Bourbon will typically be blended from around 150 casks. These will be drawn from various floors of several different rickhouses, according to tastings of those casks and the master distiller's experience. Each 150 barrel blend will fill around 3,000 cases.
Prior to bottling it is common to chill filter bourbon to remove long-chain protein molecules which can precipitate out of the spirit. In other words they change from being dissolved in the liquid into solids again. If these are not removed the bourbon could become hazy when stored at low temperatures and/or diluted with water. The bourbon is chilled down to temperatures between -2°C and as low as -12˚C, causing the protein to precipitate and so allowing it to be filtered out using particle filters. However, some claim that chill filtration strips out mouth-feel and flavour provided by the fatty acids, so some premium bottlings proudly declare a lack of chill-filtration on their label.
Whiskies termed 'small batch' are currently in vogue. These tend to be bottled from barrels stored in one particular section of the warehouse, or even from an individual barrel. As mentioned above, the position of a barrel in the warehouse can greatly affect its maturity, as will the level of charring. Some small batch bourbons will also be characterised by differing proportions of grain from the standard mash bill. Whilst small producers may produce small-batch bottlings from less than a dozen barrels, larger volume small-batch bourbons are usually made by taking selected barrels from specific areas of the warehouse which are then blended together to achieve a taste that is consistent.
The 'small batch' category is still to be recognised in law and is a concept rather than a specific term where legislation can be enforced. This is not helped by the fact that the many different bourbon producers have not agreed, and probably never will, on a specific number of litres and barrels to determine what constitutes 'small batch'.

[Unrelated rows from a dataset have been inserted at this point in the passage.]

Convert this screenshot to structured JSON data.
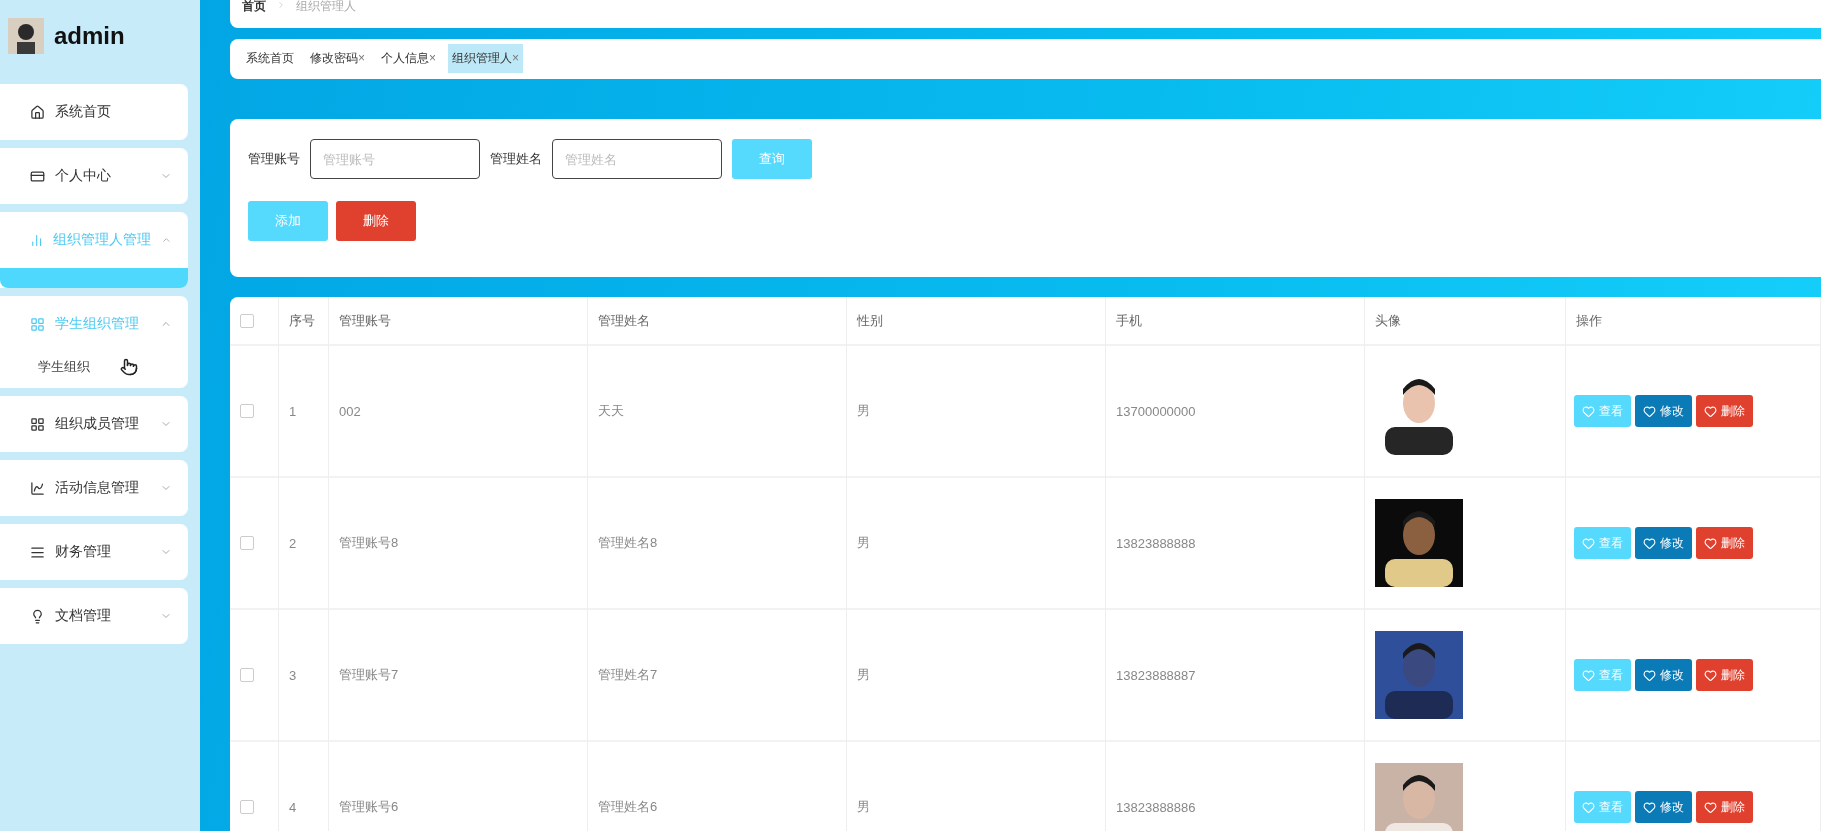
{
  "user": {
    "name": "admin"
  },
  "sidebar": {
    "items": [
      {
        "label": "系统首页",
        "kind": "link",
        "selected": false,
        "expanded": false
      },
      {
        "label": "个人中心",
        "kind": "submenu",
        "selected": false,
        "expanded": false
      },
      {
        "label": "组织管理人管理",
        "kind": "submenu",
        "selected": true,
        "expanded": true
      },
      {
        "label": "学生组织管理",
        "kind": "submenu",
        "selected": true,
        "expanded": true,
        "children": [
          {
            "label": "学生组织",
            "selected": false
          }
        ]
      },
      {
        "label": "组织成员管理",
        "kind": "submenu",
        "selected": false,
        "expanded": false
      },
      {
        "label": "活动信息管理",
        "kind": "submenu",
        "selected": false,
        "expanded": false
      },
      {
        "label": "财务管理",
        "kind": "submenu",
        "selected": false,
        "expanded": false
      },
      {
        "label": "文档管理",
        "kind": "submenu",
        "selected": false,
        "expanded": false
      }
    ]
  },
  "breadcrumb": [
    "首页",
    "组织管理人"
  ],
  "tabs": [
    {
      "label": "系统首页",
      "closable": false,
      "selected": false
    },
    {
      "label": "修改密码",
      "closable": true,
      "selected": false
    },
    {
      "label": "个人信息",
      "closable": true,
      "selected": false
    },
    {
      "label": "组织管理人",
      "closable": true,
      "selected": true
    }
  ],
  "close_glyph": "×",
  "search": {
    "fields": [
      {
        "label": "管理账号",
        "placeholder": "管理账号"
      },
      {
        "label": "管理姓名",
        "placeholder": "管理姓名"
      }
    ],
    "button": "查询"
  },
  "actions": [
    {
      "label": "添加",
      "kind": "add"
    },
    {
      "label": "删除",
      "kind": "delete"
    }
  ],
  "table": {
    "columns": [
      "序号",
      "管理账号",
      "管理姓名",
      "性别",
      "手机",
      "头像",
      "操作"
    ],
    "all_checked": false,
    "rows": [
      {
        "checked": false,
        "index": "1",
        "account": "002",
        "name": "天天",
        "gender": "男",
        "phone": "13700000000",
        "avatar": {
          "kind": "picture"
        },
        "actions": [
          {
            "label": "查看",
            "kind": "view"
          },
          {
            "label": "修改",
            "kind": "edit"
          },
          {
            "label": "删除",
            "kind": "delete"
          }
        ]
      },
      {
        "checked": false,
        "index": "2",
        "account": "管理账号8",
        "name": "管理姓名8",
        "gender": "男",
        "phone": "13823888888",
        "avatar": {
          "kind": "picture"
        },
        "actions": [
          {
            "label": "查看",
            "kind": "view"
          },
          {
            "label": "修改",
            "kind": "edit"
          },
          {
            "label": "删除",
            "kind": "delete"
          }
        ]
      },
      {
        "checked": false,
        "index": "3",
        "account": "管理账号7",
        "name": "管理姓名7",
        "gender": "男",
        "phone": "13823888887",
        "avatar": {
          "kind": "picture"
        },
        "actions": [
          {
            "label": "查看",
            "kind": "view"
          },
          {
            "label": "修改",
            "kind": "edit"
          },
          {
            "label": "删除",
            "kind": "delete"
          }
        ]
      },
      {
        "checked": false,
        "index": "4",
        "account": "管理账号6",
        "name": "管理姓名6",
        "gender": "男",
        "phone": "13823888886",
        "avatar": {
          "kind": "picture"
        },
        "actions": [
          {
            "label": "查看",
            "kind": "view"
          },
          {
            "label": "修改",
            "kind": "edit"
          },
          {
            "label": "删除",
            "kind": "delete"
          }
        ]
      }
    ]
  }
}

'Single barrel' whiskies drawn from one barrel tend to have no age statement as the distiller will have to keep sampling the contents to find when the spirit has reached the appropriate maturity.
Rickhouses are actually bonded - i.e. government-supervised - warehouses and the barrels must be government stamped, and revenue must be paid twice yearly on each barrel. Regulations dictate that only new oak barrels can be used to make bourbon. However, after use the barrels are not discarded: instead they are sold on for aging other spirits, mainly Scotch whisky and rum.